The company’s response: Taco Bell explicitly declared the claims false, and shared with the public its percentages (88% beef, 12% secret recipe), along with the ingredients in the secret recipe itself. The company quickly fired up a multi-platform PR campaign to shoot down the allegations and get the word out about its “not-so-secret” recipe. It included traditional local market newspaper ads, but focused on online marketing with a YouTube channel, Facebook page, and more.
The result: Taco Bell’s existing consumer base responded overwhelming well to the campaign. The social media platforms shined, with the vast majority of commenters supporting the company’s stance. Less than four months later, the lawsuit was dropped, and Taco Bell had completely averted a potential PR disaster.
Johnson & Johnson’s cyanide-laced Tylenol capsules (1982)
The crisis: Seven people died after taking extra-strength Tylenol capsules that had been laced with potassium cyanide, a deadly poison.
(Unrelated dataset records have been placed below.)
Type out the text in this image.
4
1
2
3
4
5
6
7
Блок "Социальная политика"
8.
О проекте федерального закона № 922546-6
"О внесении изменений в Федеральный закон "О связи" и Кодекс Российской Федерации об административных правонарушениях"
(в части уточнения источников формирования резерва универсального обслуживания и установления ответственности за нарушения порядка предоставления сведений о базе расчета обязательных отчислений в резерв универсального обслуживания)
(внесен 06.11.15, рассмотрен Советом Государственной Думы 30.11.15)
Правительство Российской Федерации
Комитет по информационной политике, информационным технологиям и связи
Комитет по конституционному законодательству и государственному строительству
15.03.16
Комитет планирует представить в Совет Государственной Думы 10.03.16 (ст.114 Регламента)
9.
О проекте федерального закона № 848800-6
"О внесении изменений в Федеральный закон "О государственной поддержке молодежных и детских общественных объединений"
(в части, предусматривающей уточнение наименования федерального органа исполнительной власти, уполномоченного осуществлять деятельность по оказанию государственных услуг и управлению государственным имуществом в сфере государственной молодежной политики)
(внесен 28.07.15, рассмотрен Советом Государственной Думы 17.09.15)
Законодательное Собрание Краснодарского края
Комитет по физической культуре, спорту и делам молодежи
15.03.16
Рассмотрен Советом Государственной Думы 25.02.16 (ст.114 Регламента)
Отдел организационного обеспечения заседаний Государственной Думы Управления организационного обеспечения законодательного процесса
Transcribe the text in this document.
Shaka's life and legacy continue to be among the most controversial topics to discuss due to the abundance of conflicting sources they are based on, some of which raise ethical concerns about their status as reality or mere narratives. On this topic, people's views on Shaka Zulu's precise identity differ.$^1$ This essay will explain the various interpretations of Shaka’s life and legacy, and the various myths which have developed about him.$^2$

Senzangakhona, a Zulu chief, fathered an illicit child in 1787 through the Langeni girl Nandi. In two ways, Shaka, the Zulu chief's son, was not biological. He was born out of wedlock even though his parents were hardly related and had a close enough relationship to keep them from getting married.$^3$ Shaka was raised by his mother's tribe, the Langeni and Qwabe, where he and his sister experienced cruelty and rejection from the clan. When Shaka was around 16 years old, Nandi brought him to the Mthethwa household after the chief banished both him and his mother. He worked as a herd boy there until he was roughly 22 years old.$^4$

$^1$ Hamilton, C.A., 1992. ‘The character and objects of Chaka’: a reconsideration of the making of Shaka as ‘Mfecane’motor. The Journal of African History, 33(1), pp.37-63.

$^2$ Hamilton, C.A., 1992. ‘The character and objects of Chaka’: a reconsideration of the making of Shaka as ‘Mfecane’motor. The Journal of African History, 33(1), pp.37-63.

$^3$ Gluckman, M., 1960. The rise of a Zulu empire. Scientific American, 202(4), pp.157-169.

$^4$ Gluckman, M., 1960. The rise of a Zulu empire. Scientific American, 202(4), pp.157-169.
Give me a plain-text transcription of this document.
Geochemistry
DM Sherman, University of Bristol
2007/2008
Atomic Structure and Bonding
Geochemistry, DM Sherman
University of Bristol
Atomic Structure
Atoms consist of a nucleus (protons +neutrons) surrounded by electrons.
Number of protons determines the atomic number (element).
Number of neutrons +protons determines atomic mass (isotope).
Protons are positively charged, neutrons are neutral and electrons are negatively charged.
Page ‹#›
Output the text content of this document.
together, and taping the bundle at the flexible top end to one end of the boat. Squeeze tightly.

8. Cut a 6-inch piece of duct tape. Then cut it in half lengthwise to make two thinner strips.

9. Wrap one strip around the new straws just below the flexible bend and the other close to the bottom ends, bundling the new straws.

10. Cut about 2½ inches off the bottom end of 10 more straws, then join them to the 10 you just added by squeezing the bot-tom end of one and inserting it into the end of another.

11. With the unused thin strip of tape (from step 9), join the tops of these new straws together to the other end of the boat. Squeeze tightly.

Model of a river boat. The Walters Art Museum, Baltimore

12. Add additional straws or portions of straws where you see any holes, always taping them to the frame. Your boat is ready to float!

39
The company’s response: The company put customer safety first. It quickly pulled 31 million bottles of Tylenol – $100 million worth – off the shelves and stopped all production and advertising of the product. It also got involved with the Chicago Police, FBI, and FDA in the search for the culprit, and offered up a $100,000 reward. Post-crisis, the company reintroduced Tylenol with new tamper-resistant packaging and $2.50-off coupons.
The result: A go-to case study in MBA classes worldwide, Tylenol’s response to the tragic 1982 crisis is regarded as one of the most successful sequences of crisis management in history. The media appreciated the lengths the company went to and its concern for the public interest, so the company was portrayed generally in a good light, helping the Tylenol brand to recover.